Of course it wouldn’t be a bodybuilder’s daily routine if we didn’t talk about food. In his memoir Arnold recalls his visits with Franco to the local buffet:
The bodybuilder would start with five, six, or seven eggs, after which we go to the next station and eat all the tomatoes and vegetables. Then we would have the steak, and then the fish. Muscle magazines in those days were always warning you that you had to have your amino acids, and that you had to be careful because the amino acids in certain foods weren’t complete. ‘Hey,’ we said, ‘let’s not even think about it; let’s just eat all the proteins. We have egg, the fish, the beef, the turkey, the cheese—let’s have it all!’
Bodybuiding aside, Aronold was also a successful entrepreneur, and was always on the look out for new opportunities to finance his pasion. Starting off with mail-order booklets on training, Arnold and Franco graduated to starting their own construction company, advertising themselves as, “European bricklayers. Experts in marble and stone.”

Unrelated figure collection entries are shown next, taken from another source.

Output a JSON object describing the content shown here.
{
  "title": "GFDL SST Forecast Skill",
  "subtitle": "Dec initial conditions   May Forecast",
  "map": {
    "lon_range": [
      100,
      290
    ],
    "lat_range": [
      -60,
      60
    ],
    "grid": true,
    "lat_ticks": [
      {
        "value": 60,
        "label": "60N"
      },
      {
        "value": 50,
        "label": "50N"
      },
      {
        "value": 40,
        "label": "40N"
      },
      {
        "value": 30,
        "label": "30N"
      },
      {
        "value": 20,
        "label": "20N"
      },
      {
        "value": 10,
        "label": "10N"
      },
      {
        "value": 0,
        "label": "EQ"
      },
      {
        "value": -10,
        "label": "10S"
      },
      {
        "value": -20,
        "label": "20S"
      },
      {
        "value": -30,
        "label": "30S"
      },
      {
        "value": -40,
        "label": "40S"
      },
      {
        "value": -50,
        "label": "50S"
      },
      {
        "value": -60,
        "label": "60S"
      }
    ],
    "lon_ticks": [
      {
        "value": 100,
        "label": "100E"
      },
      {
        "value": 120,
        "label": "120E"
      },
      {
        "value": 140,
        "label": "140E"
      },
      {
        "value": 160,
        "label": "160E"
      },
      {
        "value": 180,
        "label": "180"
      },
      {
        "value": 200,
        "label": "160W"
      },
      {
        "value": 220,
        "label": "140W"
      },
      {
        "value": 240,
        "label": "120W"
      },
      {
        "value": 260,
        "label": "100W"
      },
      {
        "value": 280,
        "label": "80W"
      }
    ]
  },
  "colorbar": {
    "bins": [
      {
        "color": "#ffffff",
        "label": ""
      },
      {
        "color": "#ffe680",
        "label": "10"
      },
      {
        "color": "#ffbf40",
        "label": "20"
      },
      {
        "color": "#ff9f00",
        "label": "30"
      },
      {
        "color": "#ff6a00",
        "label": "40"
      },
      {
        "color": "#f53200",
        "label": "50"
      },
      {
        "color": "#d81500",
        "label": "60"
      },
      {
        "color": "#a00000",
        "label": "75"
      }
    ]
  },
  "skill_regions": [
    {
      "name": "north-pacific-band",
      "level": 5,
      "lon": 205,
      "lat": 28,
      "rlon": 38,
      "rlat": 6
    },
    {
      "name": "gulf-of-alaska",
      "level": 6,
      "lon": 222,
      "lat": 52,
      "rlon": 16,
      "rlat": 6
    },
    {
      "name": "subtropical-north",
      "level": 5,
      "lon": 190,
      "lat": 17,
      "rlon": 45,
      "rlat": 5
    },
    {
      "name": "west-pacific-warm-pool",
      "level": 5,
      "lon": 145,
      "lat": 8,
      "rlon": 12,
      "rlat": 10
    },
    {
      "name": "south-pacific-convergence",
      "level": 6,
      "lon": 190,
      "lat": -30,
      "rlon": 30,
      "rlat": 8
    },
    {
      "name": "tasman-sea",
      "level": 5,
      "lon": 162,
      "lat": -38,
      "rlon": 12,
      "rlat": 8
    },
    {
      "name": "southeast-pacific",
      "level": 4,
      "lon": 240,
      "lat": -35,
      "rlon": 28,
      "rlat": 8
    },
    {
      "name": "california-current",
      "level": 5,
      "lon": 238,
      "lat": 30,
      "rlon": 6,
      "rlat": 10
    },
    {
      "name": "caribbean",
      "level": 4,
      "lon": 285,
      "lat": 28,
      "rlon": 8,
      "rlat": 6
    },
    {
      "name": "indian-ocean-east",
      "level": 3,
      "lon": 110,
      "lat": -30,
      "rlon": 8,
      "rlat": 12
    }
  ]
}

The venture proved to be incredibly lucrative for the pair. “We could save some money and buy our protein powders and were able to eat steaks and have our protein shakes and eggs and the best foods and all this stuff that we needed. We had a very successful business,” Arnold told Tim Ferriss.
Following the day’s work, Arnold would head back to Gold’s Gym for his evening training session, usually a brutal leg work out involving up to 25 sets.
While his bodybuilding routine is vastly different to Arnold’s current routine, he still follows the same disciplined habits of his younger self. These days, he’ll wake up at 5am and ride his bike to the gym where he’ll train for 45 minutes, with a focus on lighter weights. “I’m not training heavy anymore,” he told Men’s Health. “After my heart surgery, I was advised not to train heavy. Not go go three reps, heaviest weight, and all that stuff. So now I do lighter weights and more reps.”
When it comes to sleep, Arnold is sleeping less now than he was when he was younger. “I have slept nine hours a day when I was 19 years old because at that point, when I was younger, I needed more sleep,” he told Tim Ferriss in 2018. “As time went on, I needed less and less sleep. Now, it doesn’t matter where I am, I wake up six hours after I go to sleep.”